La pratique religieuse dans notre commune connaissant une baisse préoccupante, le mendiant a quitté le porche de l’église pour élire domicile devant la porte de la boulangerie. C’était bien vu, car tout le monde ici marche à la baguette, même les plus solides piliers de sacristie. Assis sur un carton à même le sol, l’homme dit bonjour à chaque passant, en le gratifiant d’un sourire édenté. Faut-il se contenter de lui rendre son salut ou déposer une pièce dans sa sébile ?

Les mendiants ne risquent plus d’être fouettés en public ou envoyés aux galères, comme au début du XVIIe siècle. Leur activité a même été dépénalisée en 1994. N’est plus punie que l’organisation de la mendicité d’autrui en vue d’en tirer profit. Et seuls les maires peuvent interdire de faire la manche. Encore doivent-ils démontrer que cette atteinte à la liberté d’expression, de commerce et de mouvement trouble l’ordre public.

Le quémandeur installé devant notre boulangerie ne fait, lui, qu’apporter du désordre dans nos esprits. « Le monde souffre de ne pas avoir assez de mendiants pour rappeler aux hommes la douceur d’un geste fraternel », faisait dire Marcel Aymé à l’un des personnages de Clérambard. Mais cette pièce de théâtre était une farce malicieuse sur la conversion à la charité d’un despote domestique…

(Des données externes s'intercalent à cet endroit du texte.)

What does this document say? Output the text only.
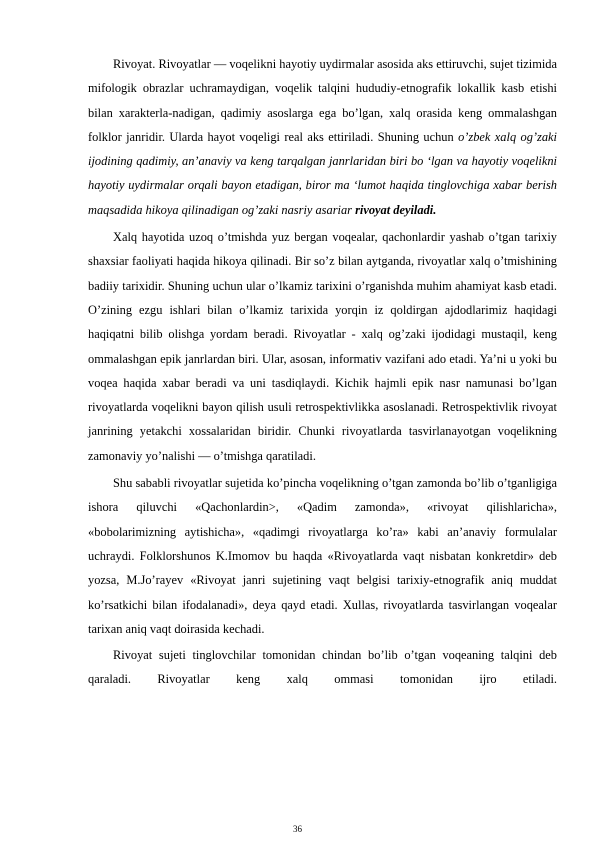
Rivoyat. Rivoyatlar — voqelikni hayotiy uydirmalar asosida aks ettiruvchi, sujet tizimida mifologik obrazlar uchramaydigan, voqelik talqini hududiy-etnografik lokallik kasb etishi bilan xarakterla-nadigan, qadimiy asoslarga ega bo’lgan, xalq orasida keng ommalashgan folklor janridir. Ularda hayot voqeligi real aks ettiriladi. Shuning uchun o’zbek xalq og’zaki ijodining qadimiy, an’anaviy va keng tarqalgan janrlaridan biri bo ‘lgan va hayotiy voqelikni hayotiy uydirmalar orqali bayon etadigan, biror ma ‘lumot haqida tinglovchiga xabar berish maqsadida hikoya qilinadigan og’zaki nasriy asariar rivoyat deyiladi.

Xalq hayotida uzoq o’tmishda yuz bergan voqealar, qachonlardir yashab o’tgan tarixiy shaxsiar faoliyati haqida hikoya qilinadi. Bir so’z bilan aytganda, rivoyatlar xalq o’tmishining badiiy tarixidir. Shuning uchun ular o’lkamiz tarixini o’rganishda muhim ahamiyat kasb etadi. O’zining ezgu ishlari bilan o’lkamiz tarixida yorqin iz qoldirgan ajdodlarimiz haqidagi haqiqatni bilib olishga yordam beradi. Rivoyatlar - xalq og’zaki ijodidagi mustaqil, keng ommalashgan epik janrlardan biri. Ular, asosan, informativ vazifani ado etadi. Ya’ni u yoki bu voqea haqida xabar beradi va uni tasdiqlaydi. Kichik hajmli epik nasr namunasi bo’lgan rivoyatlarda voqelikni bayon qilish usuli retrospektivlikka asoslanadi. Retrospektivlik rivoyat janrining yetakchi xossalaridan biridir. Chunki rivoyatlarda tasvirlanayotgan voqelikning zamonaviy yo’nalishi — o’tmishga qaratiladi.

Shu sababli rivoyatlar sujetida ko’pincha voqelikning o’tgan zamonda bo’lib o’tganligiga ishora qiluvchi «Qachonlardin>, «Qadim zamonda», «rivoyat qilishlaricha», «bobolarimizning aytishicha», «qadimgi rivoyatlarga ko’ra» kabi an’anaviy formulalar uchraydi. Folklorshunos K.Imomov bu haqda «Rivoyatlarda vaqt nisbatan konkretdir» deb yozsa, M.Jo’rayev «Rivoyat janri sujetining vaqt belgisi tarixiy-etnografik aniq muddat ko’rsatkichi bilan ifodalanadi», deya qayd etadi. Xullas, rivoyatlarda tasvirlangan voqealar tarixan aniq vaqt doirasida kechadi.

Rivoyat sujeti tinglovchilar tomonidan chindan bo’lib o’tgan voqeaning talqini deb qaraladi. Rivoyatlar keng xalq ommasi tomonidan ijro etiladi.

36
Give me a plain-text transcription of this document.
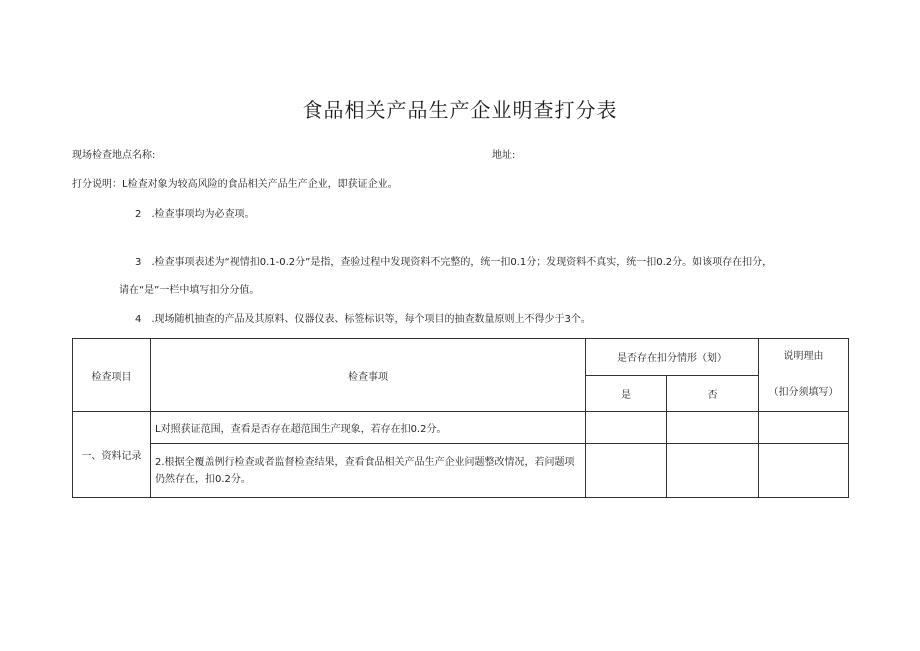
食品相关产品生产企业明查打分表
现场检查地点名称:	地址:
打分说明：L检查对象为较高风险的食品相关产品生产企业，即获证企业。
2　.检查事项均为必查项。
3　.检查事项表述为“视情扣0.1-0.2分”是指，查验过程中发现资料不完整的，统一扣0.1分；发现资料不真实，统一扣0.2分。如该项存在扣分，
请在“是”一栏中填写扣分分值。
4　.现场随机抽查的产品及其原料、仪器仪表、标签标识等，每个项目的抽查数量原则上不得少于3个。
检查项目	检查事项	是否存在扣分情形（划）		说明理由
（扣分须填写）

		是	否	
一、资料记录	L对照获证范围，查看是否存在超范围生产现象，若存在扣0.2分。			
	2.根据全覆盖例行检查或者监督检查结果，查看食品相关产品生产企业问题整改情况，若问题项仍然存在，扣0.2分。			
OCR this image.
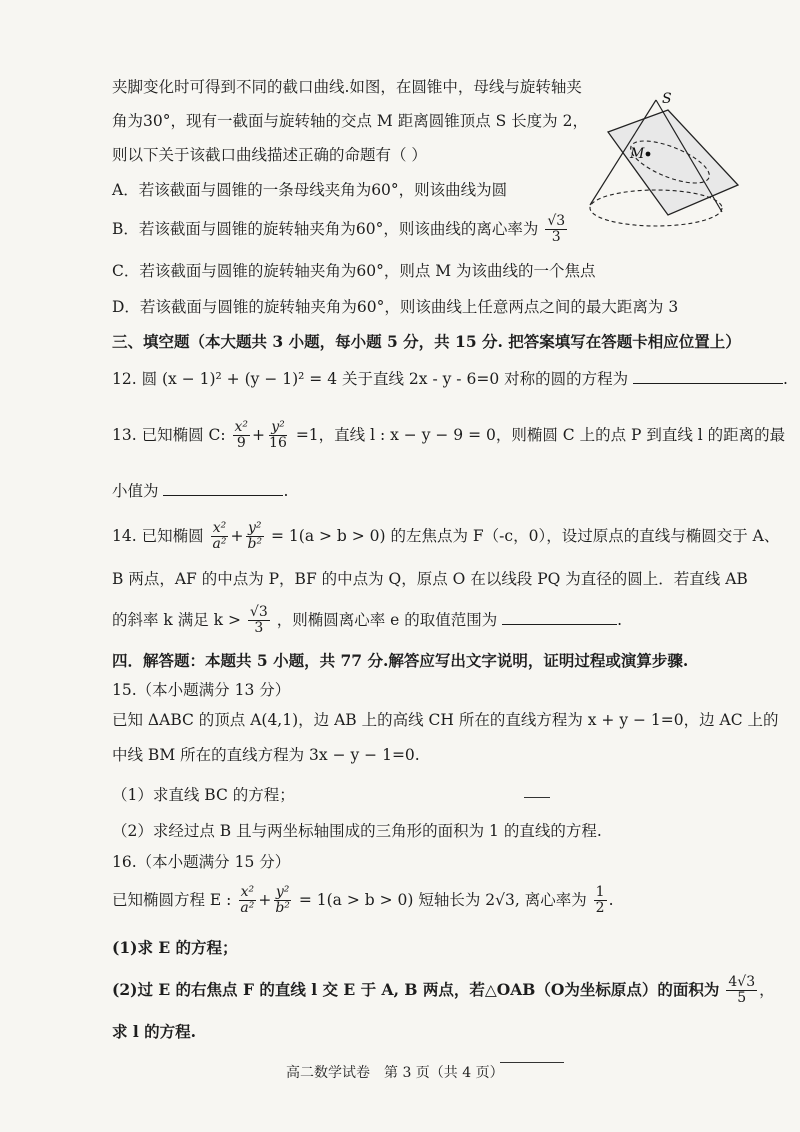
夹脚变化时可得到不同的截口曲线.如图，在圆锥中，母线与旋转轴夹
角为30°，现有一截面与旋转轴的交点 M 距离圆锥顶点 S 长度为 2，
则以下关于该截口曲线描述正确的命题有（ ）
A．若该截面与圆锥的一条母线夹角为60°，则该曲线为圆
B．若该截面与圆锥的旋转轴夹角为60°，则该曲线的离心率为 $\frac{√3}{3}$
C．若该截面与圆锥的旋转轴夹角为60°，则点 M 为该曲线的一个焦点
D．若该截面与圆锥的旋转轴夹角为60°，则该曲线上任意两点之间的最大距离为 3
S
M
三、填空题（本大题共 3 小题，每小题 5 分，共 15 分. 把答案填写在答题卡相应位置上）
12. 圆 (x − 1)² + (y − 1)² = 4 关于直线 2x - y - 6=0 对称的圆的方程为	.
13. 已知椭圆 C: $\frac{\text{x²}}{9} + \frac{\text{y²}}{16} =1$，直线 l : x − y − 9 = 0，则椭圆 C 上的点 P 到直线 l 的距离的最
小值为	.
14. 已知椭圆 $\frac{\text{x²}}{\text{a²}} + \frac{\text{y²}}{\text{b²}} = 1(a > b > 0)$ 的左焦点为 F（-c，0），设过原点的直线与椭圆交于 A、
B 两点，AF 的中点为 P，BF 的中点为 Q，原点 O 在以线段 PQ 为直径的圆上．若直线 AB
的斜率 k 满足 $k > \frac{√3}{3}$ ，则椭圆离心率 e 的取值范围为	.
四．解答题：本题共 5 小题，共 77 分.解答应写出文字说明，证明过程或演算步骤.
15.（本小题满分 13 分）
已知 ΔABC 的顶点 A(4,1)，边 AB 上的高线 CH 所在的直线方程为 x + y − 1=0，边 AC 上的
中线 BM 所在的直线方程为 3x − y − 1=0.
（1）求直线 BC 的方程；
（2）求经过点 B 且与两坐标轴围成的三角形的面积为 1 的直线的方程.
16.（本小题满分 15 分）
已知椭圆方程 E : $\frac{\text{x²}}{\text{a²}} + \frac{\text{y²}}{\text{b²}} = 1(a > b > 0)$ 短轴长为 2√3, 离心率为 $\frac{1}{2}$ .
(1)求 E 的方程；
(2)过 E 的右焦点 F 的直线 l 交 E 于 A, B 两点，若△OAB（O为坐标原点）的面积为 $\frac{4√3}{5}$ ，
求 l 的方程.
高二数学试卷　第 3 页（共 4 页）
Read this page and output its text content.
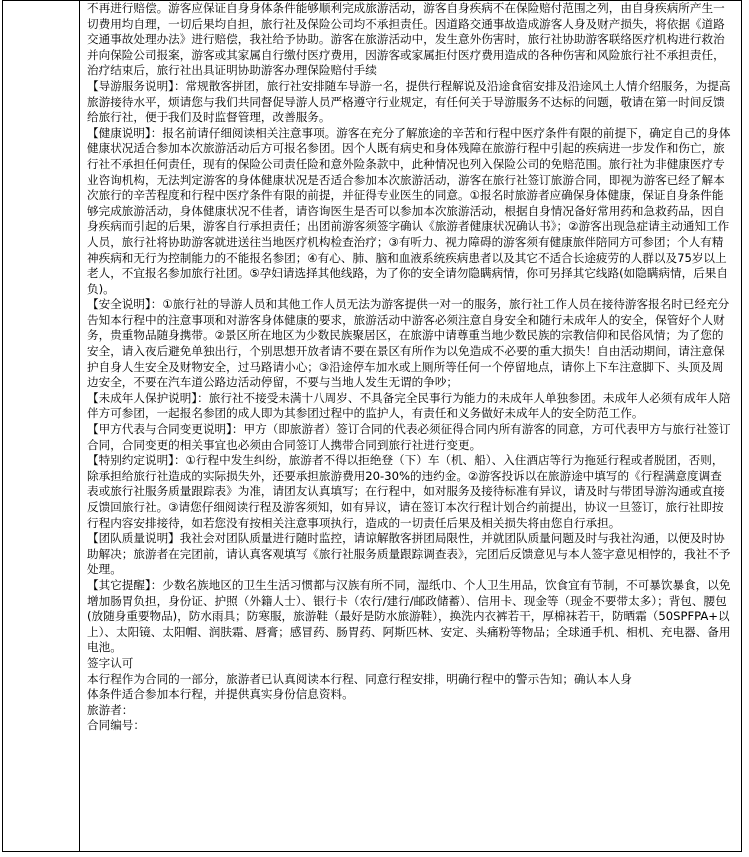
不再进行赔偿。游客应保证自身身体条件能够顺利完成旅游活动，游客自身疾病不在保险赔付范围之列，由自身疾病所产生一切费用均自理，一切后果均自担，旅行社及保险公司均不承担责任。因道路交通事故造成游客人身及财产损失，将依据《道路交通事故处理办法》进行赔偿，我社给予协助。游客在旅游活动中，发生意外伤害时，旅行社协助游客联络医疗机构进行救治并向保险公司报案，游客或其家属自行缴付医疗费用，因游客或家属拒付医疗费用造成的各种伤害和风险旅行社不承担责任，治疗结束后，旅行社出具证明协助游客办理保险赔付手续

【导游服务说明】：常规散客拼团，旅行社安排随车导游一名，提供行程解说及沿途食宿安排及沿途风土人情介绍服务，为提高旅游接待水平，烦请您与我们共同督促导游人员严格遵守行业规定，有任何关于导游服务不达标的问题，敬请在第一时间反馈给旅行社，便于我们及时监督管理，改善服务。

【健康说明】：报名前请仔细阅读相关注意事项。游客在充分了解旅途的辛苦和行程中医疗条件有限的前提下，确定自己的身体健康状况适合参加本次旅游活动后方可报名参团。因个人既有病史和身体残障在旅游行程中引起的疾病进一步发作和伤亡，旅行社不承担任何责任，现有的保险公司责任险和意外险条款中，此种情况也列入保险公司的免赔范围。旅行社为非健康医疗专业咨询机构，无法判定游客的身体健康状况是否适合参加本次旅游活动，游客在旅行社签订旅游合同，即视为游客已经了解本次旅行的辛苦程度和行程中医疗条件有限的前提，并征得专业医生的同意。①报名时旅游者应确保身体健康，保证自身条件能够完成旅游活动，身体健康状况不佳者，请咨询医生是否可以参加本次旅游活动，根据自身情况备好常用药和急救药品，因自身疾病而引起的后果，游客自行承担责任；出团前游客须签字确认《旅游者健康状况确认书》；②游客出现急症请主动通知工作人员，旅行社将协助游客就进送往当地医疗机构检查治疗；③有听力、视力障碍的游客须有健康旅伴陪同方可参团；个人有精神疾病和无行为控制能力的不能报名参团；④有心、肺、脑和血液系统疾病患者以及其它不适合长途疲劳的人群以及75岁以上老人，不宜报名参加旅行社团。⑤孕妇请选择其他线路，为了你的安全请勿隐瞒病情，你可另择其它线路(如隐瞒病情，后果自负)。

【安全说明】：①旅行社的导游人员和其他工作人员无法为游客提供一对一的服务，旅行社工作人员在接待游客报名时已经充分告知本行程中的注意事项和对游客身体健康的要求，旅游活动中游客必须注意自身安全和随行未成年人的安全，保管好个人财务，贵重物品随身携带。②景区所在地区为少数民族聚居区，在旅游中请尊重当地少数民族的宗教信仰和民俗风情；为了您的安全，请入夜后避免单独出行，个别思想开放者请不要在景区有所作为以免造成不必要的重大损失！自由活动期间，请注意保护自身人生安全及财物安全，过马路请小心；③沿途停车加水或上厕所等任何一个停留地点，请你上下车注意脚下、头顶及周边安全，不要在汽车道公路边活动停留，不要与当地人发生无谓的争吵；

【未成年人保护说明】：旅行社不接受未满十八周岁、不具备完全民事行为能力的未成年人单独参团。未成年人必须有成年人陪伴方可参团，一起报名参团的成人即为其参团过程中的监护人，有责任和义务做好未成年人的安全防范工作。

【甲方代表与合同变更说明】：甲方（即旅游者）签订合同的代表必须征得合同内所有游客的同意，方可代表甲方与旅行社签订合同，合同变更的相关事宜也必须由合同签订人携带合同到旅行社进行变更。

【特别约定说明】：①行程中发生纠纷，旅游者不得以拒绝登（下）车（机、船）、入住酒店等行为拖延行程或者脱团，否则，除承担给旅行社造成的实际损失外，还要承担旅游费用20-30%的违约金。②游客投诉以在旅游途中填写的《行程满意度调查表或旅行社服务质量跟踪表》为准，请团友认真填写；在行程中，如对服务及接待标准有异议，请及时与带团导游沟通或直接反馈回旅行社。③请您仔细阅读行程及游客须知，如有异议，请在签订本次行程计划合约前提出，协议一旦签订，旅行社即按行程内容安排接待，如若您没有按相关注意事项执行，造成的一切责任后果及相关损失将由您自行承担。

【团队质量说明】我社会对团队质量进行随时监控，请谅解散客拼团局限性，并就团队质量问题及时与我社沟通，以便及时协助解决；旅游者在完团前，请认真客观填写《旅行社服务质量跟踪调查表》，完团后反馈意见与本人签字意见相悖的，我社不予处理。

【其它提醒】：少数名族地区的卫生生活习惯都与汉族有所不同，湿纸巾、个人卫生用品，饮食宜有节制，不可暴饮暴食，以免增加肠胃负担，身份证、护照（外籍人士）、银行卡（农行/建行/邮政储蓄）、信用卡、现金等（现金不要带太多）；背包、腰包(放随身重要物品)，防水雨具；防寒服，旅游鞋（最好是防水旅游鞋），换洗内衣裤若干，厚棉袜若干，防晒霜（50SPFPA+以上）、太阳镜、太阳帽、润肤霜、唇膏；感冒药、肠胃药、阿斯匹林、安定、头痛粉等物品；全球通手机、相机、充电器、备用电池。

签字认可

本行程作为合同的一部分，旅游者已认真阅读本行程、同意行程安排，明确行程中的警示告知；确认本人身

体条件适合参加本行程，并提供真实身份信息资料。

旅游者：

合同编号：
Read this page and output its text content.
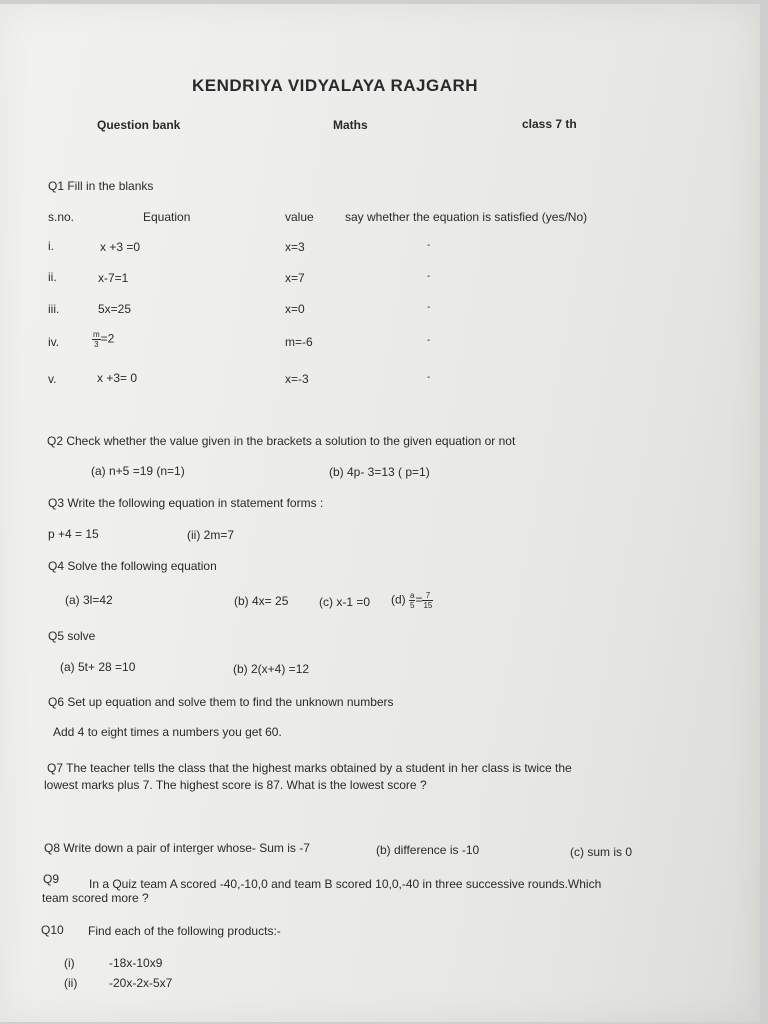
KENDRIYA VIDYALAYA RAJGARH
Question bank	Maths	class 7 th
Q1 Fill in the blanks
s.no.	Equation	value	say whether the equation is satisfied (yes/No)
i.	x +3 =0	x=3	-
ii.	x-7=1	x=7	-
iii.	5x=25	x=0	-
iv.	$\frac{m}{3} =2$	m=-6	-
v.	x +3= 0	x=-3	-
Q2 Check whether the value given in the brackets a solution to the given equation or not
(a) n+5 =19 (n=1)	(b) 4p- 3=13 ( p=1)
Q3 Write the following equation in statement forms :
p +4 = 15	(ii) 2m=7
Q4 Solve the following equation
(a) 3l=42	(b) 4x= 25	(c) x-1 =0 $(d) \frac{a}{5} = \frac{7}{15}$
Q5 solve
(a) 5t+ 28 =10	(b) 2(x+4) =12
Q6 Set up equation and solve them to find the unknown numbers
Add 4 to eight times a numbers you get 60.
Q7 The teacher tells the class that the highest marks obtained by a student in her class is twice the
lowest marks plus 7. The highest score is 87. What is the lowest score ?
Q8 Write down a pair of interger whose- Sum is -7	(b) difference is -10	(c) sum is 0
Q9 In a Quiz team A scored -40,-10,0 and team B scored 10,0,-40 in three successive rounds.Which
team scored more ?
Q10 Find each of the following products:-
(i)	-18x-10x9
(ii)	-20x-2x-5x7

Devant la boulangerie, tout le monde est mal à l’aise. Le mendiant, probablement gêné ou honteux d’organiser cette mise en scène. Les passants, surtout, chez qui les sentiments se bousculent : pitié, compassion, culpabilité, agacement, impression d’être harcelé, voire escroqué… Donner une pièce ? Ne pas donner ? En faisant l’aumône, on ne sait pas si on soulage la misère ou sa mauvaise conscience, si on aide un mendiant ou si on conforte la mendicité. Baguettes et brioches n’ont pas tous les jours le même goût.